Setelah blok-blok migas raksasa, pembahasan dilanjutkan pada Blok Masela yang ternyata merupakan blok dengan nilai investasi terbesar sepanjang sejarah industri migas Indonesia. Satu hal yang menjadi sorotan massa pada Blok Masela ialah siapa saja sebenarnya calon pembeli dari gas yang akan dihasilkan dari blok ini. Kita tahu bersama bahwa gas tidak bisa disimpan sehingga setelah diproduksikan harus langsung disalurkan kepada pembeli. Berdasarkan informasi yang ada, PT Kaltim Methanol Industri dan PT PGN akan menjadi pembeli gas Blok Masela. Ada pendapat dari massa bahwa jika ternyata hidrokarbon yang diproduksikan blok ini nantinya berupa kondensat, perlu dilakukan kontrol yang baik agar tidak terjadi masalah yang disebut liquid loading. Dampak dari masalah ini bisa sangat besar hingga membuat daerah blok masela ditinggalkan dan menjadi kota mati.
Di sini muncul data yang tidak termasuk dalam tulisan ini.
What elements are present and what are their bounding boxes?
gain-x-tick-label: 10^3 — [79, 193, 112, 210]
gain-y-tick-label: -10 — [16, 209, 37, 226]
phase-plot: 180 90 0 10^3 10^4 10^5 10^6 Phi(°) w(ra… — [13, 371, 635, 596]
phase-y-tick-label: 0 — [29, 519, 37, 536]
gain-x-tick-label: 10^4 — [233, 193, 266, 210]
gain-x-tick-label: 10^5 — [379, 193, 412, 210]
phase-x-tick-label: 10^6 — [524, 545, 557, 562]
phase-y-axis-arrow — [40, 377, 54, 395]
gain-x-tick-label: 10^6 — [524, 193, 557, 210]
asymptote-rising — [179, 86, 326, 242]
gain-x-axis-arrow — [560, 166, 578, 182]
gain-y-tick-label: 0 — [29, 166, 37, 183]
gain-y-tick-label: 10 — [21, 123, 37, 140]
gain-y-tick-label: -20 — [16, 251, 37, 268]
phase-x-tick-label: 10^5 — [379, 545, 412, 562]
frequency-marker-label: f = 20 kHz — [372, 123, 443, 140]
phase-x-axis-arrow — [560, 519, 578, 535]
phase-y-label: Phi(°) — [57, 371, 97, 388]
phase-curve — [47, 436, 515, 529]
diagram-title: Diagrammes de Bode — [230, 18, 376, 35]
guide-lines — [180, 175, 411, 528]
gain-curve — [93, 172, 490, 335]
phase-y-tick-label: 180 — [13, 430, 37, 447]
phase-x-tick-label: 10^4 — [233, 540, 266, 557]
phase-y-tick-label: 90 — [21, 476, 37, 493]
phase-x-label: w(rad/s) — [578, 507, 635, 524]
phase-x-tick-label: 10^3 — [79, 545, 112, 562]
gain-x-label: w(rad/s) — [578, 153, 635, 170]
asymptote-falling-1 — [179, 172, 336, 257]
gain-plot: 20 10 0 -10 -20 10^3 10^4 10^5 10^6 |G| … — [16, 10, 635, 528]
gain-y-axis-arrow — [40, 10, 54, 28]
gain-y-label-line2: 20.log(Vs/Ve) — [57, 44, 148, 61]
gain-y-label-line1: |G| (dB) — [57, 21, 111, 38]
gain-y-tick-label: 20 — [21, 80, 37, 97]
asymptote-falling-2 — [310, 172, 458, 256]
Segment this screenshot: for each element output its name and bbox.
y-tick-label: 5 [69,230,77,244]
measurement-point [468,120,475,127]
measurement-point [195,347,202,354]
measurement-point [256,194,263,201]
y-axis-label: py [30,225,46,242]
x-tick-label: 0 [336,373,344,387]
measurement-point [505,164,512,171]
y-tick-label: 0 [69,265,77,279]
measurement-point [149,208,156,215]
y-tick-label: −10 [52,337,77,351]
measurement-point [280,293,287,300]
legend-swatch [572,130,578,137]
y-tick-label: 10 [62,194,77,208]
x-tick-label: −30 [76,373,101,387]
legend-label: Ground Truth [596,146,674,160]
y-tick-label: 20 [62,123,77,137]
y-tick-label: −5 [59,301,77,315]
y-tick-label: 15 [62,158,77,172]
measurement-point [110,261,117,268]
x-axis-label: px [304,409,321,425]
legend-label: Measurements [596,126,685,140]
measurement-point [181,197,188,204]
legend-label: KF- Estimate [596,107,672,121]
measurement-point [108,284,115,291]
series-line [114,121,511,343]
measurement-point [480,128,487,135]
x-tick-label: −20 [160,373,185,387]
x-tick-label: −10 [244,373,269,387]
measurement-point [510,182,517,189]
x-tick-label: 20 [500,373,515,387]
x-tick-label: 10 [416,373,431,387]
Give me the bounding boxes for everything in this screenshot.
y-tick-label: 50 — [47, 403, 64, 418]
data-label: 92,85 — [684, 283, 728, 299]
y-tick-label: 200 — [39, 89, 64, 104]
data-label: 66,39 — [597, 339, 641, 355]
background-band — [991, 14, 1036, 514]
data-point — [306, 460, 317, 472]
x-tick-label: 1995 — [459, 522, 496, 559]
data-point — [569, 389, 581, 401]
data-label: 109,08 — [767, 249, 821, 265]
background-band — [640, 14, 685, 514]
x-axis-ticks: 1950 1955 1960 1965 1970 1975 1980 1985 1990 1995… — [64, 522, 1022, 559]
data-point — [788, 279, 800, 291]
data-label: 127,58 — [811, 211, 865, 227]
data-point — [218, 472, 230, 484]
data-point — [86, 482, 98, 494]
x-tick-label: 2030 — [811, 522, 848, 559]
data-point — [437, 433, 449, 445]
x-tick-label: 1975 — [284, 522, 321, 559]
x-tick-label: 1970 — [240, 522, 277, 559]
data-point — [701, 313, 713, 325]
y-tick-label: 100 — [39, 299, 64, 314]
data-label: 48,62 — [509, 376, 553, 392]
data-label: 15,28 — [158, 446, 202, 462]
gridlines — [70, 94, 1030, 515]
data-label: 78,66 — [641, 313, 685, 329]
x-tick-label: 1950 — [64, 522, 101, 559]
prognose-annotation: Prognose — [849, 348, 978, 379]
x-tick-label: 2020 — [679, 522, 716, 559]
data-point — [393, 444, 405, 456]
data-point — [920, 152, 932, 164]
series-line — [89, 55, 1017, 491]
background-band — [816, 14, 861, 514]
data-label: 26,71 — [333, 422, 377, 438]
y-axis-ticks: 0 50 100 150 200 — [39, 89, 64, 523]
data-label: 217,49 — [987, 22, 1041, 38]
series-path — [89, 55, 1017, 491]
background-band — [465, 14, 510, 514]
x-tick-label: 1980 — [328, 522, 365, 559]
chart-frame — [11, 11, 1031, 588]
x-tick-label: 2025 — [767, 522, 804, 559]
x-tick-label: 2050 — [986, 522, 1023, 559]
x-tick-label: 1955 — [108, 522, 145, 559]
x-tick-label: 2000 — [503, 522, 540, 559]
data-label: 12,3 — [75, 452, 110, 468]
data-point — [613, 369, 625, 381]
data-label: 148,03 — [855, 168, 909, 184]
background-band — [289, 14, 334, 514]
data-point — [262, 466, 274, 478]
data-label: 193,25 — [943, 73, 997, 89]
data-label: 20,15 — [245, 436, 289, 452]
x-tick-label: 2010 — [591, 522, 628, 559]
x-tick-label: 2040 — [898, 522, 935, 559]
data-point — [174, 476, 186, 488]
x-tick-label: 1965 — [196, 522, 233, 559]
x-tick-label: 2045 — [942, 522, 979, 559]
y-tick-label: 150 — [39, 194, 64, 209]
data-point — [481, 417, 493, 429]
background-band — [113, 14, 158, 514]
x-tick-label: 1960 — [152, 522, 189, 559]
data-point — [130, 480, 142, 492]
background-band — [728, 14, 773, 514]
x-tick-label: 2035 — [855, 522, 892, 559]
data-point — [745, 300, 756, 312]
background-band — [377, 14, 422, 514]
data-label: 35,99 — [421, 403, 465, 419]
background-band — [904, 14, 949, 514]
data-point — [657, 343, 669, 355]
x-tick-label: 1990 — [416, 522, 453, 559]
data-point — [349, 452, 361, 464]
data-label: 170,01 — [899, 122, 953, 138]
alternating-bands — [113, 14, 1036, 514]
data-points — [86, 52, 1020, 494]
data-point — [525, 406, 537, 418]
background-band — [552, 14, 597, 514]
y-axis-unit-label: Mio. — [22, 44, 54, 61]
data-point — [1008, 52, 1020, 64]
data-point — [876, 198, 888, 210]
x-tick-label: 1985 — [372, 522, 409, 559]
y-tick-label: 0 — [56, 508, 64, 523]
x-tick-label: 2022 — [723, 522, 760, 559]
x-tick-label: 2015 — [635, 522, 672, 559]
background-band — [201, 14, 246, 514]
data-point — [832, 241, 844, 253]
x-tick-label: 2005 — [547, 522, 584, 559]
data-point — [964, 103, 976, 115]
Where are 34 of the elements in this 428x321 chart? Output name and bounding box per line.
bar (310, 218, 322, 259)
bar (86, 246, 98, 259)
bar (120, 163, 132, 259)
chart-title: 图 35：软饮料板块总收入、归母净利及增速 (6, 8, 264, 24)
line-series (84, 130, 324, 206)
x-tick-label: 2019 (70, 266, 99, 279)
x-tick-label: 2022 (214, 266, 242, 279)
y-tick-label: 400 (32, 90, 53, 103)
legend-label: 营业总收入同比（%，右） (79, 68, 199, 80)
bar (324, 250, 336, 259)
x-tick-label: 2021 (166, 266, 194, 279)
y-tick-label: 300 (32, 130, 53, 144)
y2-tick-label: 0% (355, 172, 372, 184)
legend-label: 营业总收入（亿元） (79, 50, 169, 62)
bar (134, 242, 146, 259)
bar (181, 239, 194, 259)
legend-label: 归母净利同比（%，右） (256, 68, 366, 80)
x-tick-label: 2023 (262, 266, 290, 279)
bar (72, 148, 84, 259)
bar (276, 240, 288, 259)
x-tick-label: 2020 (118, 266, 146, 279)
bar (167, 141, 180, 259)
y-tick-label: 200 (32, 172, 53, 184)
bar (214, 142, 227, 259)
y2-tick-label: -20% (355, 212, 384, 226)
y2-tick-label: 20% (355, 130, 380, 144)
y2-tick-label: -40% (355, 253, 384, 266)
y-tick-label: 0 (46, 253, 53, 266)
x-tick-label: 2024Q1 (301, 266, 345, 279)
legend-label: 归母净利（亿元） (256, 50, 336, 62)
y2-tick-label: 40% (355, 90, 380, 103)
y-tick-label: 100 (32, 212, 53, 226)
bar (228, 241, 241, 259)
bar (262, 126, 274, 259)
Bahasan terakhir dalam diskusi ini ialah tantangan industri migas di Indonesia. Menurut massa, salah satu yang menjadi tantangan utama industri migas Indonesia ialah memperbaiki regulasi. RUU Migas yang tak kunjung rampung merupakan bukti ketidakseriusan pemerintah khususnya DPR dalam mengurusi regulasi. Regulasi yang buruk inilah yang memperkeruh iklim investasi migas di Indonesia. Belum adanya pemanfaatan unconventional resource di Indonesia juga merupakan akibat dari masalah regulasi ini. Hingga saat ini, regulasi di Indonesia belum secara spesifik mengatur unconventional sehingga investor enggan untuk masuk. Di Amerika pemanfaatan unconventional resource telah dilakukan secara besar-besaran, sementara di Indonesia belum ada sama sekali. Dibalik tantangan-tantangan di industri migas Indonesia saat ini, massa patra yakin bahwa akan selalu ada langkah-langkah solutif yang bisa diambil pemerintah untuk mengatasinya. Salah satu contohnya ialah SKK Migas berencana melakukan open data untuk menarik investor melakukan eksplorasi di Indonesia.